From the outset, Wreck and Reference’s music retains elements of traditional doom, but it warps and distorts them into something totally unique. Coming out of California, the band describes themselves as a 'lo-fi electronic doom band', one that plays doom with no guitars. While this could be off-putting for some, all it does is simply set Wreck and Reference
apart, putting them in a category that is completely their own.
Other than the drums and vocals, all the music on Black Cassette
is electronically created using synthesizers and various samples. The end result is a composition that is structurally a 'doom' record, but one which loosens the genre's boundaries and leads expeditions into experimental territory. The claustrophobic nature of doom is here, but it is further accentuated by a noise-esque fuzz over the composition. Moments where the music bursts to life are shadowed by a deep rumble that is unnerving in the best possible way. Do not be mistaken, however, in thinking that this is as ‘lo-fi’ as the band claim – while there is a DIY feel to this record, it is immaculately produced and simply sounds great.
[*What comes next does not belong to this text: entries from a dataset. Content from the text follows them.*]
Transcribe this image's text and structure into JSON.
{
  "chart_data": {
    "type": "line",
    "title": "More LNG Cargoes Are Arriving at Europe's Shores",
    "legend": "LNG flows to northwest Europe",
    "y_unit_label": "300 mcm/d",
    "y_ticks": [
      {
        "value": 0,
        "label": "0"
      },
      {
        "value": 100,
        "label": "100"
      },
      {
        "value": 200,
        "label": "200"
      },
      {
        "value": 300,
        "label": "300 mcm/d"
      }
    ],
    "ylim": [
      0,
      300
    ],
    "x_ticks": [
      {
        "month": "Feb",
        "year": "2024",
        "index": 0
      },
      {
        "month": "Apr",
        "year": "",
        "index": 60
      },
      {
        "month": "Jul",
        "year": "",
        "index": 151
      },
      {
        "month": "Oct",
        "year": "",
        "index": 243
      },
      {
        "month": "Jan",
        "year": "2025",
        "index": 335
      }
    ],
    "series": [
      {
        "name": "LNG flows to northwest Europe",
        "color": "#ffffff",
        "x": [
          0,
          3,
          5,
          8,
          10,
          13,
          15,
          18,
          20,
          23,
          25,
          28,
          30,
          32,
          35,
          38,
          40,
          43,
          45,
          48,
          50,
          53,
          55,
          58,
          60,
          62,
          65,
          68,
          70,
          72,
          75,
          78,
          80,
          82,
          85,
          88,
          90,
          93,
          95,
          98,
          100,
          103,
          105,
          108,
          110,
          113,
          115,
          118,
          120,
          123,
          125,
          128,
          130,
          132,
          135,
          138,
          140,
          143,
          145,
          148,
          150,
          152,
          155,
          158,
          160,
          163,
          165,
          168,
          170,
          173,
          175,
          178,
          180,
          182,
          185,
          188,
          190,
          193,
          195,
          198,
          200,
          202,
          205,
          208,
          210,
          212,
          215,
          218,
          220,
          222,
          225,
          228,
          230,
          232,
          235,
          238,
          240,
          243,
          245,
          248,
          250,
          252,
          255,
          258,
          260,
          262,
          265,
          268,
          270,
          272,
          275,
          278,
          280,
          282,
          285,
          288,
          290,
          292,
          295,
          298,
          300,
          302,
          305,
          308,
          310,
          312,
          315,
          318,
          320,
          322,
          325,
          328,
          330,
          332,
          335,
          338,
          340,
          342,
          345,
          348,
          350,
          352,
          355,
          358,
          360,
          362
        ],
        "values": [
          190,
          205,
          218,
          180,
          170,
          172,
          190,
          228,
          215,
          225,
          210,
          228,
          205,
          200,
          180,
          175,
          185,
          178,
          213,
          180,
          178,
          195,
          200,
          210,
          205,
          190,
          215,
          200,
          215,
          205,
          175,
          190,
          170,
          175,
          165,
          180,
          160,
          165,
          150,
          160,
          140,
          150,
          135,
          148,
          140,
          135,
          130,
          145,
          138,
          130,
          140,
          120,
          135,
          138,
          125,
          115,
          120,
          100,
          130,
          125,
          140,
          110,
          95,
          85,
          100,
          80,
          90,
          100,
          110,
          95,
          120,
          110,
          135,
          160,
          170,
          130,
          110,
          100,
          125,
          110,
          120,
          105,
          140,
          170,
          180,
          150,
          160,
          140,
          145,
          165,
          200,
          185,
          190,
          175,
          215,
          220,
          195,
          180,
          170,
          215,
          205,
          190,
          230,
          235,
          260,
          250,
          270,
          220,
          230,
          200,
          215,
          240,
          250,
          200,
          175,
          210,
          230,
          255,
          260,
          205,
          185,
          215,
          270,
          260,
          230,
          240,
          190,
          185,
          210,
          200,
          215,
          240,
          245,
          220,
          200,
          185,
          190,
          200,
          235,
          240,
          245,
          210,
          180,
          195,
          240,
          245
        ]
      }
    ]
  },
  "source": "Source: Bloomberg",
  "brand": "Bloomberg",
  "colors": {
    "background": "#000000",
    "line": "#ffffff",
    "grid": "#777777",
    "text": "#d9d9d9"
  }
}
The pace of the EP is pretty much perfect. There are no lengthy songs here, and though the whole thing goes for a little over 23 minutes, I don't even notice the time when I listen to it. Compositionally, Wreck and Reference have nailed it. Each song is as engaging as the last, and while they keep to a similar core approach in each one, there are differences that set them apart and keep them fresh. Strange melodies, such as the one at the end of 'Evening Redness' or on 'Surrendering' are captivating and emotionally charged, a current that runs throughout the entire EP.
If I had to pick one thing about Wreck and Reference which makes me refer it (loosely) to traditional doom, other than the lethargic tempos, it would be the vocal work. While it's not a reference due to similarity, I'll simply drop the name Warning
to get people interested. The vocals on Black Cassette
are very unique and ordinary at the same time, something that Pat Walker is arguably known for. On Black Cassette
, one thing that characterises all the vocal work is the acerbic tone in which it’s delivered, one which ranges from almost Placebo
-like emission to Walker inspired wails (the vocal performance on 'In Chains, Awakening' a perfect example). If anything, they make Black Cassette
all the more inviting.
What I love most about this record is the fuzz. And sometimes the lack of. The 'riffs' are made of walls of distortion, which swell and dip frequently, and the occasional moment where the absence
of the fuzz is emphasised juxtaposes wonderfully with the rest of the composition. The quiet first half of 'Surrendering' as opposed to its abrasive and almost despondent climax is one such example, a formula that the band repeats in a variety of ways throughout Black Cassette
At first I put little effort into this EP, but all it took was one concentrated listen for me to realise how good it is. Wreck and Reference is a young band, forming only a couple of years ago, and I'm while I'm unsure of any earlier releases, Black Cassette
is reason enough to become a fan. They're a mesh of Warning and The Die is Cast-era Menace Ruine
, with a lot of unique twists and touches - something which, in my opinion, simply has to be heard. This comes with the highest recommendation I can possibly give.